Dealers nationwide are already required to report bulk sales of handguns, and the A.T.F. applied to impose such a regulation late last year to help detect bulk “straw buyers” — people who say they are buying weapons for themselves but then transfer them to criminals.
In a statement, the deputy attorney general, James Cole, said the regulation was justified by the need to help the A.T.F. “detect and disrupt the illegal weapons trafficking networks responsible for diverting firearms from lawful commerce to criminals” and in particular to “help confront the problem of illegal gun trafficking into Mexico.”
“The international expansion and increased violence of transnational criminal networks pose a significant threat to the United States,” Mr. Cole said, adding that rifles covered by the new regulation “are highly sought after by dangerous drug-trafficking organizations and frequently recovered at violent crime scenes near the Southwest border.”
The proposal has been hotly contested by gun-control advocates, and Wayne LaPierre, the executive vice president for the National Rifle Association, said his organization was preparing to sue the government once it tried to begin enforcing the regulation.

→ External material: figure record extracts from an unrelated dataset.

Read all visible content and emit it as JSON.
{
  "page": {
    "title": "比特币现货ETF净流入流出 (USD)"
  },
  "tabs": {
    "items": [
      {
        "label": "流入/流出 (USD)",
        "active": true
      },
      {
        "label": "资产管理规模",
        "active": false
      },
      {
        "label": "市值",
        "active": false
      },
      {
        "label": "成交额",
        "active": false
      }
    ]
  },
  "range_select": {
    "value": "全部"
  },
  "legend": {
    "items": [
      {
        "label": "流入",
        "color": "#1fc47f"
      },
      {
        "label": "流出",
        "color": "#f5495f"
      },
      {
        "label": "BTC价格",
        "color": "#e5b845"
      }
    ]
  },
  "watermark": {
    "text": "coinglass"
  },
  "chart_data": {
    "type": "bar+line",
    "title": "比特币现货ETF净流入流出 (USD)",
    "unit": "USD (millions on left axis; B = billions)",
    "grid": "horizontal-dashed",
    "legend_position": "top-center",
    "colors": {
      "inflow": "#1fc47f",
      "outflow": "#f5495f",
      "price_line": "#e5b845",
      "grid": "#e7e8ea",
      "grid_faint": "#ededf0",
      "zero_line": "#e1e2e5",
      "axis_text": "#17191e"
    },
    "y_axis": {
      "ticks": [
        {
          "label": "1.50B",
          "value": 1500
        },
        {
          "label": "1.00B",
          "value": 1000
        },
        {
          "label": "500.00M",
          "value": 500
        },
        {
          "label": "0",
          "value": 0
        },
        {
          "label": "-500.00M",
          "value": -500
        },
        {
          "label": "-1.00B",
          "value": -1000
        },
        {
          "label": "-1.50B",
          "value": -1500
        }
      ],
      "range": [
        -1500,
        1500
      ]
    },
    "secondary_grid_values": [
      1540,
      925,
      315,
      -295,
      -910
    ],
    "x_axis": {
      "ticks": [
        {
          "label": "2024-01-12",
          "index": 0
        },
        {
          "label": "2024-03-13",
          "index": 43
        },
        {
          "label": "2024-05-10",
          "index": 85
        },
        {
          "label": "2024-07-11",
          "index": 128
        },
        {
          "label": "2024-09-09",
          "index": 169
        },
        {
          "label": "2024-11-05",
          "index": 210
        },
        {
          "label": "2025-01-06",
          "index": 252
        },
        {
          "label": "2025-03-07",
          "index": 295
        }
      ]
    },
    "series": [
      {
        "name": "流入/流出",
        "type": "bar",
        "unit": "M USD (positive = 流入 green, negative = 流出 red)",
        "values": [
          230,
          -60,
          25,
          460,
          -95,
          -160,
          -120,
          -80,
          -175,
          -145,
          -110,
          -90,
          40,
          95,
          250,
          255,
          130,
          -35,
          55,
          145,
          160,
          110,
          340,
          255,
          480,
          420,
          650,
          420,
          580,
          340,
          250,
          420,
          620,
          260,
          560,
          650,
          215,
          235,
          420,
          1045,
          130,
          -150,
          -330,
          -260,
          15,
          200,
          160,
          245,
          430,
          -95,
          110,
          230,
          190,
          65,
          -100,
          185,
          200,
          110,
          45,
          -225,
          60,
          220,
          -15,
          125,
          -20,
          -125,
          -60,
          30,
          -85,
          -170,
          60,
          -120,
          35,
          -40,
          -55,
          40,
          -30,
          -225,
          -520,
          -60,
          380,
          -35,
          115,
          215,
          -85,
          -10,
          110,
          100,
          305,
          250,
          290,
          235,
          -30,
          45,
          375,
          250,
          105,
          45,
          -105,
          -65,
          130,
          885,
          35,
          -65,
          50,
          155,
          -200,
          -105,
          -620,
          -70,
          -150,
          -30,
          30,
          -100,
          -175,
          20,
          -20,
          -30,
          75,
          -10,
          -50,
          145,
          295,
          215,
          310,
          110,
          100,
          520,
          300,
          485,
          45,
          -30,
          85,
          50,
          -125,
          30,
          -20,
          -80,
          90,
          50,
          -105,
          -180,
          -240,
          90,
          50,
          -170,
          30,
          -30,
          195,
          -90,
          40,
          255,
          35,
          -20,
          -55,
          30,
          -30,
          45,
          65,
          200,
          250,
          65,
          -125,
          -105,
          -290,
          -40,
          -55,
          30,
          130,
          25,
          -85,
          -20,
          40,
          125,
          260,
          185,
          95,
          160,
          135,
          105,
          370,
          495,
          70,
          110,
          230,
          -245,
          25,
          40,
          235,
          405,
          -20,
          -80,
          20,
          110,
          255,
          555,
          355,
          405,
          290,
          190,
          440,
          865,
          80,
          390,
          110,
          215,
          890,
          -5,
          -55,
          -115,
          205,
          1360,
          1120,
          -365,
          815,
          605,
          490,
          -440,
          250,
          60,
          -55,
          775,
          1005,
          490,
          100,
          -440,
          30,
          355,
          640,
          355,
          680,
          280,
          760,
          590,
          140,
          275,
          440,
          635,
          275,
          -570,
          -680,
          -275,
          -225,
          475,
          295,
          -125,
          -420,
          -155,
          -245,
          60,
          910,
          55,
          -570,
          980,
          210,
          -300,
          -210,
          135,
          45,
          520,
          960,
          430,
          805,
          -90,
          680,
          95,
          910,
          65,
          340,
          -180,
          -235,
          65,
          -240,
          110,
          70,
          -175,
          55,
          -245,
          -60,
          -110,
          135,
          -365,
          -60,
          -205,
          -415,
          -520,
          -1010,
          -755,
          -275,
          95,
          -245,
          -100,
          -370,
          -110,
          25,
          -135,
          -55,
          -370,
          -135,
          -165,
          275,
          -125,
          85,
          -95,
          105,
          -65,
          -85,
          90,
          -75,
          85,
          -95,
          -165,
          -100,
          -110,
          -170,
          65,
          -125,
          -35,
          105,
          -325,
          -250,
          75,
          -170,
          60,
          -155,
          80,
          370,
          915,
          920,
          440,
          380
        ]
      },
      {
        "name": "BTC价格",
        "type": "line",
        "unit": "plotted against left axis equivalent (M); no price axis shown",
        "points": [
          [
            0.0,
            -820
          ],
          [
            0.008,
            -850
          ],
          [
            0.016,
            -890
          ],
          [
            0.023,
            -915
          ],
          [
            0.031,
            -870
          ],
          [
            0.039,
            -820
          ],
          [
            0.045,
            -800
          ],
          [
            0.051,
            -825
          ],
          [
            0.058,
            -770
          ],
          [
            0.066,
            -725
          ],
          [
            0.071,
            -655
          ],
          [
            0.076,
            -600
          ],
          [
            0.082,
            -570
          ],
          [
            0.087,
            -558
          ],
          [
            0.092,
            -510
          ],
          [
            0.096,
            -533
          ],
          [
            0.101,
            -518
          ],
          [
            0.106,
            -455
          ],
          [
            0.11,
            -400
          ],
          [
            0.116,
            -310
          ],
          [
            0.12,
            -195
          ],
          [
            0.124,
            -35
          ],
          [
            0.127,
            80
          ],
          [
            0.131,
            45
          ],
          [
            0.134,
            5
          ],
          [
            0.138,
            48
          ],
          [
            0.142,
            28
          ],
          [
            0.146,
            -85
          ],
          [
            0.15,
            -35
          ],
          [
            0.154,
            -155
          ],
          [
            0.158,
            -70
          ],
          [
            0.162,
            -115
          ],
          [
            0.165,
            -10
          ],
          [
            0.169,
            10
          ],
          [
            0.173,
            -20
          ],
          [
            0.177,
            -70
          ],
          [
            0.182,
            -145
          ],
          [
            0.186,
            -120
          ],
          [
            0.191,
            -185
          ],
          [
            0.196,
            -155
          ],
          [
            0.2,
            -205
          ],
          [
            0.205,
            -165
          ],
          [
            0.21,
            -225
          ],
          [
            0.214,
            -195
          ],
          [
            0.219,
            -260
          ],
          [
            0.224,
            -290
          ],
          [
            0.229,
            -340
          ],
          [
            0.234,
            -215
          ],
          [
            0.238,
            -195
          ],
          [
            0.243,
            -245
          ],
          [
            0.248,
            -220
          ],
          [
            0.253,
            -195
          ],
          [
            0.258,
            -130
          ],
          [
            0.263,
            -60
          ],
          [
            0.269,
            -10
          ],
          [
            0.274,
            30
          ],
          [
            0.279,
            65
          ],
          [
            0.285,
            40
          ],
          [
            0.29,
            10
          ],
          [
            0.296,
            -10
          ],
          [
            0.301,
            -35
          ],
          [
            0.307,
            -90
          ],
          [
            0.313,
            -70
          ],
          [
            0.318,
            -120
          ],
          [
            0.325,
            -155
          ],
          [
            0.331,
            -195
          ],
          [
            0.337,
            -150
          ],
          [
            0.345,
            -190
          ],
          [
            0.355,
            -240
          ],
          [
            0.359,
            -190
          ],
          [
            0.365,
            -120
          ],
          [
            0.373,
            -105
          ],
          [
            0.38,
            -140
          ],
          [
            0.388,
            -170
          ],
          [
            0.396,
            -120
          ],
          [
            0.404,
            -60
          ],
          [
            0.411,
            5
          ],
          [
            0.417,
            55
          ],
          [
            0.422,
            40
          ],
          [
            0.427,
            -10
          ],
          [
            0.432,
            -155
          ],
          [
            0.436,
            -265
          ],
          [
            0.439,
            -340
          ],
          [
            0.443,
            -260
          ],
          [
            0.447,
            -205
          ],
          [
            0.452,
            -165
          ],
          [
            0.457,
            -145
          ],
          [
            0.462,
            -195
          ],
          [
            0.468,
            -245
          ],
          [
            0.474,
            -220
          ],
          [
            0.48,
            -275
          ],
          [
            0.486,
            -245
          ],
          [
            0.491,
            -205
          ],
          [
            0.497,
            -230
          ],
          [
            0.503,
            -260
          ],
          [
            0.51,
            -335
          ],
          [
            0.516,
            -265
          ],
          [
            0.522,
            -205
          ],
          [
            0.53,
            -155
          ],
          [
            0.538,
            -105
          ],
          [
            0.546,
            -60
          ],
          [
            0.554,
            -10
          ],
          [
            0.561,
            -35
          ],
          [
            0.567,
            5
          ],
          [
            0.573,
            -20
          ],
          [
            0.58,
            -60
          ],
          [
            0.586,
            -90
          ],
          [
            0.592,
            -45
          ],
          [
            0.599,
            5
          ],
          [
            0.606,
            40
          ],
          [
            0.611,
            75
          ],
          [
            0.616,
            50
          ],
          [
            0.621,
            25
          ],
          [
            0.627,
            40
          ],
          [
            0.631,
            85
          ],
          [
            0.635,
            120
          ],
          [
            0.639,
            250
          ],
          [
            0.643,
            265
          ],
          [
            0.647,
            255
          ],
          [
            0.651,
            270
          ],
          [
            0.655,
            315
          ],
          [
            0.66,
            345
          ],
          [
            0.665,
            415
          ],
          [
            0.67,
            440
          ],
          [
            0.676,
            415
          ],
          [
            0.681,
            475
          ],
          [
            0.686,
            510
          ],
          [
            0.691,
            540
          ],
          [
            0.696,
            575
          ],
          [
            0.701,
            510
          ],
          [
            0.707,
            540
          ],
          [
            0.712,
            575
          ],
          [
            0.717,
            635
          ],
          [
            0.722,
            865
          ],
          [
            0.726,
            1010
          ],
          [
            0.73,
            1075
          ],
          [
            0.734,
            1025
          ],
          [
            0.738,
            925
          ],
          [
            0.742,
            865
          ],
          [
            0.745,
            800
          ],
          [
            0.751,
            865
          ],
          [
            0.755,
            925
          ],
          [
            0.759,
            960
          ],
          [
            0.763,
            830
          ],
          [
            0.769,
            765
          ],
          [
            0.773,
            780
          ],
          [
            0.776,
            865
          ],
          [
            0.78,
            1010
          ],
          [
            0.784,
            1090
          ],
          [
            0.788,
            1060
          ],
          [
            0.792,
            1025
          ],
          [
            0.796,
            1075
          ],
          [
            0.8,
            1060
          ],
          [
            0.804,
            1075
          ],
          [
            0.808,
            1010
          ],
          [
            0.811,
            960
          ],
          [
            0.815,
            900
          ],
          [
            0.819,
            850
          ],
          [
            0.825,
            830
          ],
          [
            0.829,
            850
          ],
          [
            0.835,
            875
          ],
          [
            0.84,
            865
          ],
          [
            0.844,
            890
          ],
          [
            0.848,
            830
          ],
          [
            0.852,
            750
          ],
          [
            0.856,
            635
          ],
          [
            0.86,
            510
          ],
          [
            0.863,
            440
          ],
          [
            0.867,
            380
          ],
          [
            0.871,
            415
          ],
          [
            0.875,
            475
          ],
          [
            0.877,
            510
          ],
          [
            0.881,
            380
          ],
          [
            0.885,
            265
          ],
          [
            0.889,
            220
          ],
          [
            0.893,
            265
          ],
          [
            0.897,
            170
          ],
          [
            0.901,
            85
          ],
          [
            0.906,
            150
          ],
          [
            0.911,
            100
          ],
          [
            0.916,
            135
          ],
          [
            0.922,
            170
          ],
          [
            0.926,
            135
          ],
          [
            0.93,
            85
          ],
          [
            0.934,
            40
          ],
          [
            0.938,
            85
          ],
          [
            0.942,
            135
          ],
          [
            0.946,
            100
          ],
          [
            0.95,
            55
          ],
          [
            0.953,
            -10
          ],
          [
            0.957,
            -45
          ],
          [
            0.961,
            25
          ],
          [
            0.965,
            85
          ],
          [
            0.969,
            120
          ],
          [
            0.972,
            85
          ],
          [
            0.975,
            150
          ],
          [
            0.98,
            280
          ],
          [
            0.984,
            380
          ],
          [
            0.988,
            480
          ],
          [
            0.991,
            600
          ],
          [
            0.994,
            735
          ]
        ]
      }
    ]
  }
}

Mr. LaPierre contended that it should take an act of Congress to impose such a requirement, not a regulation developed by the executive branch alone. He noted that the similar rule requiring dealers to report multiple handgun sales was part of the Gun Control Act of 1968.
“We view it as a blatant attempt by the Obama administration to pursue their gun-control agenda through backdoor rule making, and the N.R.A. will fight them every step of the way,” he said. “There are three branches of government and separation of powers, and we believe they do not have the authority to do this.”
An A.T.F. spokesman cited a federal statute governing the licensing of firearms dealers as the source of the agency’s legal authority to enact a regulation allowing it to collect the information about bulk sales of semiautomatic rifles.
The A.T.F. unveiled its proposal for the new rule in December, and originally sought permission to impose it more quickly under emergency procedures. But in February, the White House’s Office of Management and Budget rejected that request, saying that gunrunning to Mexico was a continuing problem — not the kind of fast-moving situation that justifies making an exception to the normal process for reviewing new regulations.
The approval for the regulation comes at a time when the A.T.F.’s efforts to combat straw purchasing and gunrunning along the border is under intense Congressional scrutiny because of a botched investigation called Operation Fast and Furious.
In that operation, federal agents, wanting to trace the flow of guns from straw buyers to drug cartels, monitored the purchase of several thousand guns but did not intervene before some were smuggled into Mexico. The bureau then lost track of many of them, and two later turned up at the scene of a shootout in Arizona where an American Border Patrol agent was killed.